早産児の授乳方法と栄養管理

早産児(37週未満で出生する赤ちゃん)は、吸啜・嚥下・呼吸の機能が未熟なため、食事が困難です。新生児集中治療室(NICU)では、適切な栄養管理とともに、退院後に自宅での授乳ができるよう、保護者へ指導が行われます。

栄養チューブ(経鼻・経口チューブ)

妊娠34週頃まで吸啜・嚥下機能は十分に発達しません。そのため、早産児は栄養不足のリスクが高く、NICUでは小さく柔らかいチューブを鼻または口から胃へ挿入し、直接栄養を供給します。胃が安定するまでの間は、必要に応じて静脈栄養が行われます。

母乳

母親が授乳を希望する場合、看護師の許可なしに哺乳瓶を使用すべきではありません。

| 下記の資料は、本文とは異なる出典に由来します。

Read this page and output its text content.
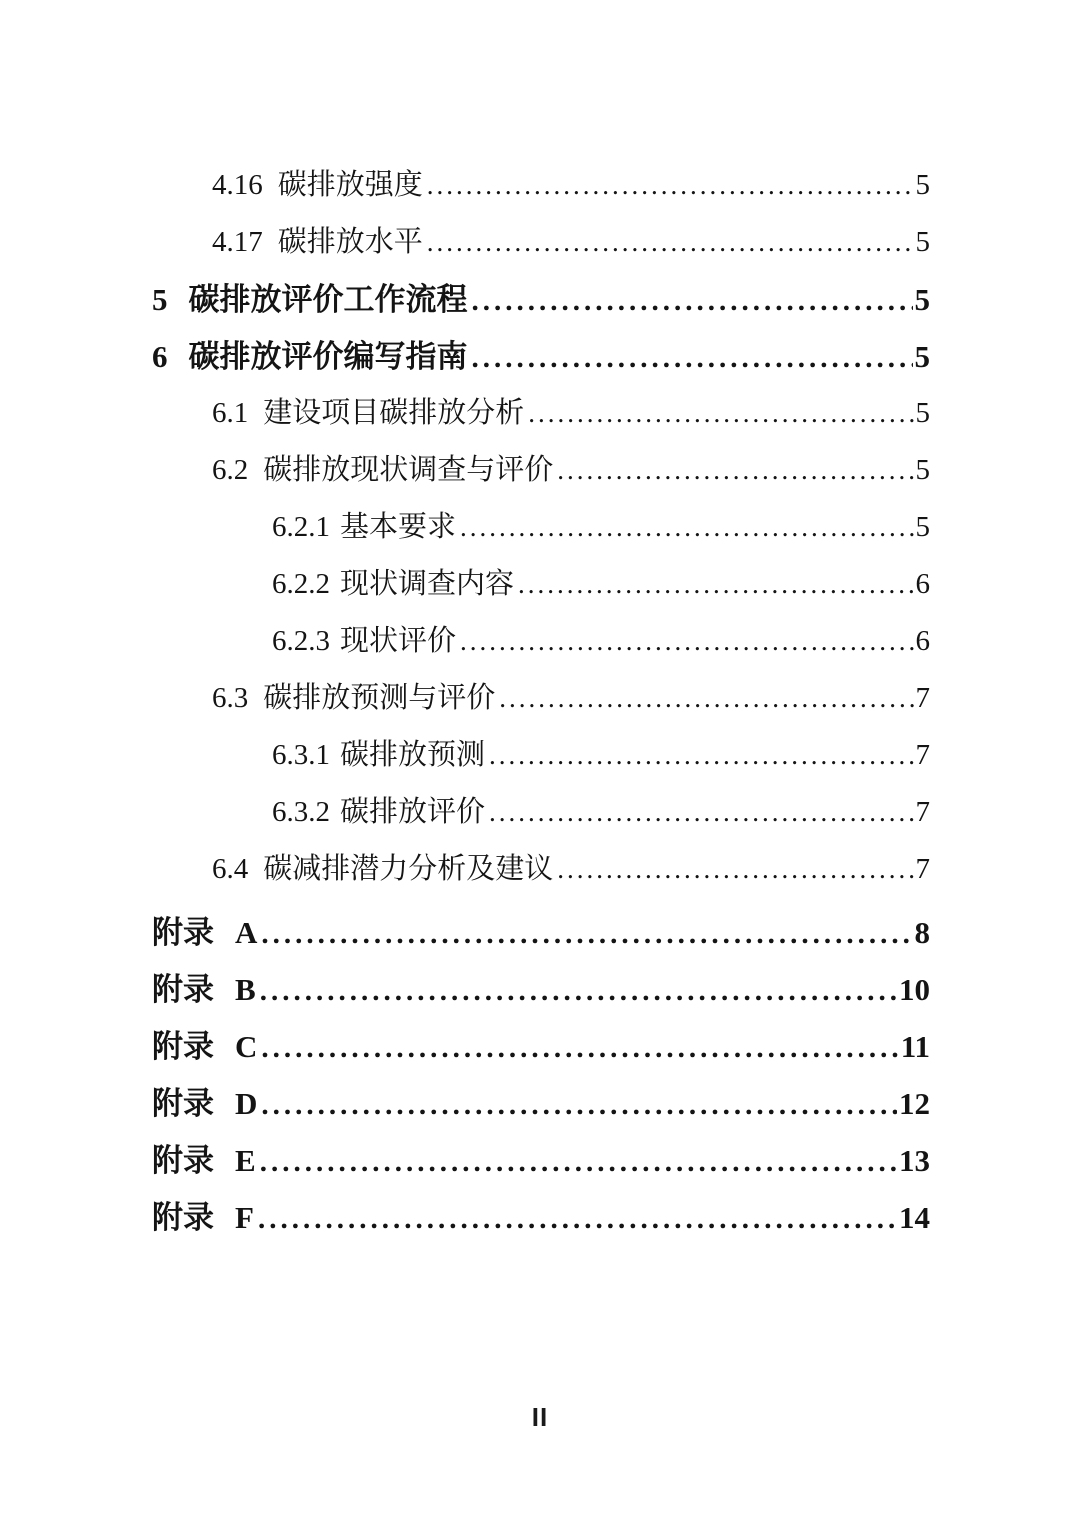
4.16 碳排放强度 .....	5
4.17 碳排放水平 .....	5
5 碳排放评价工作流程 .....	5
6 碳排放评价编写指南 .....	5
6.1 建设项目碳排放分析 .....	5
6.2 碳排放现状调查与评价 .....	5
6.2.1 基本要求 .....	5
6.2.2 现状调查内容 .....	6
6.2.3 现状评价 .....	6
6.3 碳排放预测与评价 .....	7
6.3.1 碳排放预测 .....	7
6.3.2 碳排放评价 .....	7
6.4 碳减排潜力分析及建议 .....	7
附录 A .....	8
附录 B .....	10
附录 C .....	11
附录 D .....	12
附录 E .....	13
附录 F .....	14
II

早産児の母乳は、タンパク質やリパーゼ酵素が豊富で、免疫力を高め感染症予防に役立ちます。母親がすぐに授乳できない場合は、2〜3時間ごとにミルクをポンプで搾り、冷凍保存します。ミルクの分泌量が増えるまで、1日8回以上のポンプが推奨されます。

ドナー母乳

母乳が供給できない、または母乳育児を希望しない場合でも、栄養価の高い母乳を与えたいときは、ドナー母乳が利用できます。ドナー母乳はバンクで殺菌・検査された後に提供されますが、母親の母乳と比べて一部栄養素が減少します。提供者は健康診断や感染症(HIV 等)の検査を受け、品質管理が徹底されています。

早産児用ミルク

退院後にカルシウムやリンの補給が必要な場合があります。母乳が利用できないときは、早産児用に調整されたミルク(例:プレマチュア・エンファミル、シミラク・スペシャルケア)を使用します。NICUの看護師が適切な授乳量や頻度を指導し、赤ちゃんに無理に飲ませて胃の不快感や嘔吐を起こさないよう注意します。